Transformers: What Can They Do?

Architecture: Introduced in 2017, powers most modern LLMs.

Accessibility: Libraries like Hugging Face 🤗 Transformers make them easy to use.

Tool Highlight: The pipeline() function.

.center[]

??? Let's focus on the Transformer architecture. Introduced in the seminal 2017 paper 'Attention Is All You Need', this architecture forms the backbone of most contemporary LLMs. Libraries like Hugging Face 🤗 Transformers simplify the process of using these powerful models. Before Transformers, architectures like Long Short-Term Memory networks (LSTMs) were common for sequence tasks, but they struggled with long-range dependencies in text and were less efficient to train due to their sequential nature.

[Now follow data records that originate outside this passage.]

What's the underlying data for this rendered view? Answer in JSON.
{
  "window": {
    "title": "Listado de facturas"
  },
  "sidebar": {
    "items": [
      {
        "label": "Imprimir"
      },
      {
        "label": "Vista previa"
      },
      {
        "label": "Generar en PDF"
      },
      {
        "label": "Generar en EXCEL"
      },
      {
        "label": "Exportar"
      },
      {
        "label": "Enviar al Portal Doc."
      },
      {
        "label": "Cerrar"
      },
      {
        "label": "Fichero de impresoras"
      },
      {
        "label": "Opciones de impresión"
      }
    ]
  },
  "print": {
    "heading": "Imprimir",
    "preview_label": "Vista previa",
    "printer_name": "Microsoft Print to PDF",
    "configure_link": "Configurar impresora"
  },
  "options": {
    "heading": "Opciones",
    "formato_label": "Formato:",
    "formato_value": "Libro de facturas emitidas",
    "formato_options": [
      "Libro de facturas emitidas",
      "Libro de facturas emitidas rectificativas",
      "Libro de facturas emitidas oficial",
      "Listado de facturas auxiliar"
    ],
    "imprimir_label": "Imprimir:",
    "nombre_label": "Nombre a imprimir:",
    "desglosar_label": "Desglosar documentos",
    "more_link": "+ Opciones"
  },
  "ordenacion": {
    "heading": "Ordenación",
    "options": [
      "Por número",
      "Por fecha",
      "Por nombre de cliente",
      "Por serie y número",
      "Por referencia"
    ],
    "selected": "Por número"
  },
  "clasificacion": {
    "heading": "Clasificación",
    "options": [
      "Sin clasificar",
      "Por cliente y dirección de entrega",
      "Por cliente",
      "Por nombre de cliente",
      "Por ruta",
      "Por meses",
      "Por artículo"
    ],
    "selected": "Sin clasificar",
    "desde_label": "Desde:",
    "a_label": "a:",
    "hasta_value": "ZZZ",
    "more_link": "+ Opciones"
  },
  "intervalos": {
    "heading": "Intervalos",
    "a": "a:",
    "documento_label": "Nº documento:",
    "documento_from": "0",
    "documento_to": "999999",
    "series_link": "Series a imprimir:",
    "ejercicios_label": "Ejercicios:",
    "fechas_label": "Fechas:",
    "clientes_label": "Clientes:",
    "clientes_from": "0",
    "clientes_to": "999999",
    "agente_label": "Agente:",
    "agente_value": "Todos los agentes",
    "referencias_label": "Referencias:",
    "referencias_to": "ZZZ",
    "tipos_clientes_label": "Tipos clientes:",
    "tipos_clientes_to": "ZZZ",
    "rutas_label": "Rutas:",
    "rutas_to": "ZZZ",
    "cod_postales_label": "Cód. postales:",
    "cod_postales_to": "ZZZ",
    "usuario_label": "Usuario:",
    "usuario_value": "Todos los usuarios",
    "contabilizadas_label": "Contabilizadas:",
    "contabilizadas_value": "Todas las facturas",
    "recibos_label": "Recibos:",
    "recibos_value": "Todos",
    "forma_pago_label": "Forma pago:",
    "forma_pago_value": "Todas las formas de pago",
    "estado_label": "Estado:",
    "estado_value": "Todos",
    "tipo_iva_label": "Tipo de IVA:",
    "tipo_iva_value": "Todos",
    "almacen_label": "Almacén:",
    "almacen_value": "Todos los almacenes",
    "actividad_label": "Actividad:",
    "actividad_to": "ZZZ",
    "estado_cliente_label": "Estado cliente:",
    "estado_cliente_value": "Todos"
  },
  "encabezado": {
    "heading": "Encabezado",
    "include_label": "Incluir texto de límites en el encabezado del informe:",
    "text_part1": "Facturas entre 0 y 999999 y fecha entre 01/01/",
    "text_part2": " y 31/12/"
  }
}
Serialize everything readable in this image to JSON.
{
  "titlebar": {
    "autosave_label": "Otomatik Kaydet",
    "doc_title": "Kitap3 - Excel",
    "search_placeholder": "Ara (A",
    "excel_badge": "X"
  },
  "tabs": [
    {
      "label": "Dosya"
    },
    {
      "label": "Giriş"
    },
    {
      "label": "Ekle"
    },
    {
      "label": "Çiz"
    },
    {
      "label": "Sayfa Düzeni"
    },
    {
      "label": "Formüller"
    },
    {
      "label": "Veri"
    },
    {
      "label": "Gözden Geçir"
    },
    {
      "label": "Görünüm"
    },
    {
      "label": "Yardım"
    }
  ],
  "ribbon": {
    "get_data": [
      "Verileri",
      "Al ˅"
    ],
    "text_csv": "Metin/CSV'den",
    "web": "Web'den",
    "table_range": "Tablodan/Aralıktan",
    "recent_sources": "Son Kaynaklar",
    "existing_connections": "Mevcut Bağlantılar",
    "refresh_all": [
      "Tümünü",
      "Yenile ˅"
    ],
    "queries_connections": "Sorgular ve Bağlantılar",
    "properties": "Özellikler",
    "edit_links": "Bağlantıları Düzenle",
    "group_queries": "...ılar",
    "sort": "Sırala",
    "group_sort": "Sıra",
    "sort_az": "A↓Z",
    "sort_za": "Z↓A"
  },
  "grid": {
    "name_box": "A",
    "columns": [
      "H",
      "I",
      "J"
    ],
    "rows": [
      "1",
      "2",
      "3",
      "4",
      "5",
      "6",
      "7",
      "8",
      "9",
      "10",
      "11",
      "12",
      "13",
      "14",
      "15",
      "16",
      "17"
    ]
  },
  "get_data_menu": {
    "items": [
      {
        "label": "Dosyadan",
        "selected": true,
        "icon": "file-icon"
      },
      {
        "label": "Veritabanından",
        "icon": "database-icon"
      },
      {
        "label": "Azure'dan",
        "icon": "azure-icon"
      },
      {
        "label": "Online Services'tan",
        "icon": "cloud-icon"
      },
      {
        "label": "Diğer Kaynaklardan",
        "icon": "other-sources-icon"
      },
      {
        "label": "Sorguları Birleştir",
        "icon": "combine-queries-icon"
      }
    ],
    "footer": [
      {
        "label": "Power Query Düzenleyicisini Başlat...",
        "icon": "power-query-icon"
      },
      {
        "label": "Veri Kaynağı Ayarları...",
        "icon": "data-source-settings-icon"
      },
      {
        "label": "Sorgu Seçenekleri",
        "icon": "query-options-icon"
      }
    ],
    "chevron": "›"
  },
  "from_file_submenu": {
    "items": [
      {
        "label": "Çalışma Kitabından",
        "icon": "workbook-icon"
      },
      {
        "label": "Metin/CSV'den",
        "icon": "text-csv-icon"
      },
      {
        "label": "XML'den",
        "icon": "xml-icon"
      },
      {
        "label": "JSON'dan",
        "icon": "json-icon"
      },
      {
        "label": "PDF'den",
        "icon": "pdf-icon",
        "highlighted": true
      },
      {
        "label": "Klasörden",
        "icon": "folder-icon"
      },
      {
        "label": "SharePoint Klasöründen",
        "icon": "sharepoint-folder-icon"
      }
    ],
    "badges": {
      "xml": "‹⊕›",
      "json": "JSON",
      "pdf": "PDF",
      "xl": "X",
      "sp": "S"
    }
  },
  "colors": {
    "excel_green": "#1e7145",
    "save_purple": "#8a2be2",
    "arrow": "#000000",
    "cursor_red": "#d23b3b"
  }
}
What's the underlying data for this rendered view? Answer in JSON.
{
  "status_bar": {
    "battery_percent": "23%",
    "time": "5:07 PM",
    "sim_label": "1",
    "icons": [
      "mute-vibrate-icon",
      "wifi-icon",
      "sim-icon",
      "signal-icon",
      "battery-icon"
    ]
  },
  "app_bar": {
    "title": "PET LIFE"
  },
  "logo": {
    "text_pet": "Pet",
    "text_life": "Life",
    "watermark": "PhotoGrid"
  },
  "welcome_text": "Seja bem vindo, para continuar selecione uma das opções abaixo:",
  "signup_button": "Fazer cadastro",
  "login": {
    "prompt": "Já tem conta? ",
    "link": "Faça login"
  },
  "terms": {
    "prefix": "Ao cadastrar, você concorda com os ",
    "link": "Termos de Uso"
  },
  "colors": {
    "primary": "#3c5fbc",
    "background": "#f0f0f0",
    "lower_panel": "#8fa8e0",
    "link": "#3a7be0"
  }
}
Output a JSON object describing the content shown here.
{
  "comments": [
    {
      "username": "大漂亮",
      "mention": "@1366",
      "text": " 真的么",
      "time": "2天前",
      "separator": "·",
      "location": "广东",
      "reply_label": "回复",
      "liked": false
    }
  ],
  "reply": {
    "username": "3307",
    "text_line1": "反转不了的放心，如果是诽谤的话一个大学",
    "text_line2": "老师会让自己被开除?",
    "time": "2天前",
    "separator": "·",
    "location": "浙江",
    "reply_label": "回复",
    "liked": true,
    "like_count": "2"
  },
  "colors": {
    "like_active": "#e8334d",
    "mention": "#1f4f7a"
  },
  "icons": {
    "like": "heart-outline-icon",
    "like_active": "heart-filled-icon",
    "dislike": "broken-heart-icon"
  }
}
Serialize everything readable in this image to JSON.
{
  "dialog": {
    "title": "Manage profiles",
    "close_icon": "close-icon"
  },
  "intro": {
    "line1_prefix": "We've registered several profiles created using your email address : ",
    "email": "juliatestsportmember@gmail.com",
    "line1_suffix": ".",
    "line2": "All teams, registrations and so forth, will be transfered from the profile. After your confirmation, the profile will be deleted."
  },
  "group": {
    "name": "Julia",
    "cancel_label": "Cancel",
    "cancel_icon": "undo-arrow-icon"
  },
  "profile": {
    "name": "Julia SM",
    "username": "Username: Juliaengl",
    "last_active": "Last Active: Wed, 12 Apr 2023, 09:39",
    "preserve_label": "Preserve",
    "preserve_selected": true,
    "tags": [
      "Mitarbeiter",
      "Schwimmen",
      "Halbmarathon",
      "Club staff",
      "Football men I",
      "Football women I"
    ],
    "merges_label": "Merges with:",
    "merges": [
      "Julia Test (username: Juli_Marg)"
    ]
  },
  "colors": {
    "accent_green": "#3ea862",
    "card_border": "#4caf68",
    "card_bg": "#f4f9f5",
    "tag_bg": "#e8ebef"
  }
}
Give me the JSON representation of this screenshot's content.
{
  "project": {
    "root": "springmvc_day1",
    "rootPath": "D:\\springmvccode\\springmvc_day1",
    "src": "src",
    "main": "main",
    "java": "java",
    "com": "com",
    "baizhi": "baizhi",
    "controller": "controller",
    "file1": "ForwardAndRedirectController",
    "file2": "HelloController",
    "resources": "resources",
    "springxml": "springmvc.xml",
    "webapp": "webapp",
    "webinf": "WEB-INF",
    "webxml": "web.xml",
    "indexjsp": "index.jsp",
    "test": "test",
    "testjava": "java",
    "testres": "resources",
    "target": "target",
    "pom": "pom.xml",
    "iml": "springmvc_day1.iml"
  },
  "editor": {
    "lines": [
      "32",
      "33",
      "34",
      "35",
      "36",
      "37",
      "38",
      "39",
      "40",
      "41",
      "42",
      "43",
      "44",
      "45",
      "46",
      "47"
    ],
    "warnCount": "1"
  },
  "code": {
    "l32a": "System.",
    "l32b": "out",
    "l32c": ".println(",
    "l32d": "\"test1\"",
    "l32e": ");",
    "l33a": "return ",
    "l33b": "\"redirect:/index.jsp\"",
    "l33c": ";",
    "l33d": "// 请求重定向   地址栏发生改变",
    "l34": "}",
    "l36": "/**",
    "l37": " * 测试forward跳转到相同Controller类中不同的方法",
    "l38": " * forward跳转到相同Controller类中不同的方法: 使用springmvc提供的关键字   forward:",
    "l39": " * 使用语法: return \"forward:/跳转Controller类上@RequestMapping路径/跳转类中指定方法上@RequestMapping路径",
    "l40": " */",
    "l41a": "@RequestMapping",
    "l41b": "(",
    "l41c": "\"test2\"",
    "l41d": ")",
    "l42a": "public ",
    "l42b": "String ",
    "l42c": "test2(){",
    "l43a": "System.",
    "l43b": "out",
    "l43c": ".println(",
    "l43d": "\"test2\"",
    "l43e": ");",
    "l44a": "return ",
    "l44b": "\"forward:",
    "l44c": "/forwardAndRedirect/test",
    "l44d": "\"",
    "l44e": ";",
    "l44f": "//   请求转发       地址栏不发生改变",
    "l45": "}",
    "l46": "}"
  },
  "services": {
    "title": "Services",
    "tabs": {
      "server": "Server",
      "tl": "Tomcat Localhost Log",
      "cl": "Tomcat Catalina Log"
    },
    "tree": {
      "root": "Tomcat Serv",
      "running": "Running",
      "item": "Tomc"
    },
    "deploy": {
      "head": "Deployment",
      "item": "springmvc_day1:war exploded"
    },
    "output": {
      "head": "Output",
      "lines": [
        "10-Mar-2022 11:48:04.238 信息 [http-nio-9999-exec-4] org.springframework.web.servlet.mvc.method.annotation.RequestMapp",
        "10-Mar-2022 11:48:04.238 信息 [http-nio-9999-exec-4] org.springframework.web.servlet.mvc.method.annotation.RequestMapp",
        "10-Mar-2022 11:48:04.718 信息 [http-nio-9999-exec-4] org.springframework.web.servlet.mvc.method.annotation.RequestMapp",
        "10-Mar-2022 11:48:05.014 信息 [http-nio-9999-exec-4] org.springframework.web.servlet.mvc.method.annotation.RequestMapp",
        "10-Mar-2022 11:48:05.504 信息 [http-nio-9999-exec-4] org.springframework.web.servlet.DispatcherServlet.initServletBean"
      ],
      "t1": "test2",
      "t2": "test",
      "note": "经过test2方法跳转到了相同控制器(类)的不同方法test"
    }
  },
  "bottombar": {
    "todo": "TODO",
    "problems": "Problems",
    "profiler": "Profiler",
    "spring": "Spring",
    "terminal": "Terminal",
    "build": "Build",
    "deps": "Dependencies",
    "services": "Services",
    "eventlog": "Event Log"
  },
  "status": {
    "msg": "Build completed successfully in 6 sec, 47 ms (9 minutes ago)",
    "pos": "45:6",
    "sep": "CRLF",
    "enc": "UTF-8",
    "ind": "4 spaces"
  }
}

Transformers addressed these limitations, particularly through the innovative 'attention mechanism', enabling better handling of long sequences and more parallelizable, efficient training on massive datasets.

The pipeline() Function

Simplicity: Perform complex tasks with minimal code.

Example: Sentiment Analysis

from transformers import pipeline
classifier = pipeline('sentiment-analysis')
classifier('This is a great course!')

Output:

[{'label': 'POSITIVE', 'score': 0.9998}]

??? A great entry point into using 🤗 Transformers is the pipeline() function. It provides a high-level abstraction, allowing you to perform complex NLP tasks with minimal code. As shown in the example, sentiment analysis takes just three lines. The pipeline() handles the necessary steps behind the scenes: preprocessing the input text (tokenization), feeding it to the model for inference, and post-processing the model's output into a human-readable format. This ease of use significantly lowers the barrier to entry and has been instrumental in the broad adoption of Transformer models.

pipeline() Task Examples (Text)

Sentiment Analysis: Determine if text is positive/negative
Named Entity Recognition: Identify people, organizations, locations
Question Answering: Extract answers from context
Text Generation: Complete prompts with new text
Summarization: Condense long documents
Translation: Convert text between languages

??? The pipeline() function is incredibly versatile, supporting numerous NLP tasks out-of-the-box. For text-based applications, this includes: Sentiment Analysis (determining positive/negative tone), Named Entity Recognition (identifying entities like people, places, organizations), Question Answering (extracting answers from context), Text Generation (completing prompts or creating new text), Summarization (condensing documents), and Translation (converting between languages). Each task typically leverages a model fine-tuned specifically for that purpose, all accessible through the consistent pipeline() interface.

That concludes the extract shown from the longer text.